Riding with Nathan on the information highway

Joe Leonard

The technological revolution is well under way, and scientific innovation is growing exponentially. Some people are in the fast lane on the information highway, some are like grannies in the slow lane and a few are broken down in a rest area with a talkative trucker named Nathan … but we’re all on the road to the future.

The most important tool of the information age is, arguably, the computer. I predict that it won’t be long before personal computers are in charge of most of our non-organic daily functions.

The digitalization of many different media and a growing standardization of computer operating systems, in conjunction with the growth of data bases and satellite technology, could make it possible to balance the checkbook, write to your relatives in France and download music, films, books and art all at the click of a mouse … for a price.

But what happens to the people left behind?

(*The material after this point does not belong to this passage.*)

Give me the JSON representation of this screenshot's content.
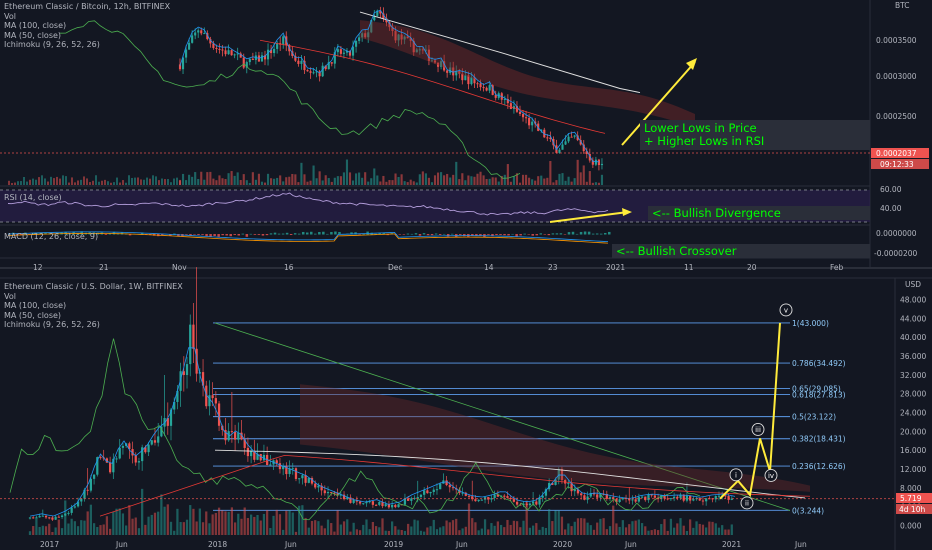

Will there be a technological and informational elite class made up of mostly booming, educated, wealthy, white men? Or will private industry, in an attempt to get their advertising messages to the ever-growing ranks of poor and slovenly consumers, help to get everybody on the information hay-ride to “html.”

I don’t know the answer. But I do know that we are in a dynamic, volatile time, and if we poke while the iron is hot, so to speak, there is great potential to create an all-inclusive global information society. As long as we keep the government out of it.

I’m no libertarian, but nothing screws up a good thing better than a bunch of tight-sphinctered, bureaucratic politicians taking the fun out of everything. The world is literally at our fingertips and we should take advantage of this great gift.

Get smart, don’t delay. Talk to your nerdy computer friends and find out what you need to get networked.

Take a trip to Best-Buy and invest in a quality computer with all the accouterments (modem, CD-ROM, the whole bit). Whether Mac or Windows-95, computers today are fast, user friendly and multi-media. Take advantage of the technological brainstorm that’s available to us.

Don’t fear it. “You will be assimilated. Resistance is futile.”


Author’s note: A part of this article was based on the film “Star Trek: First Contact.”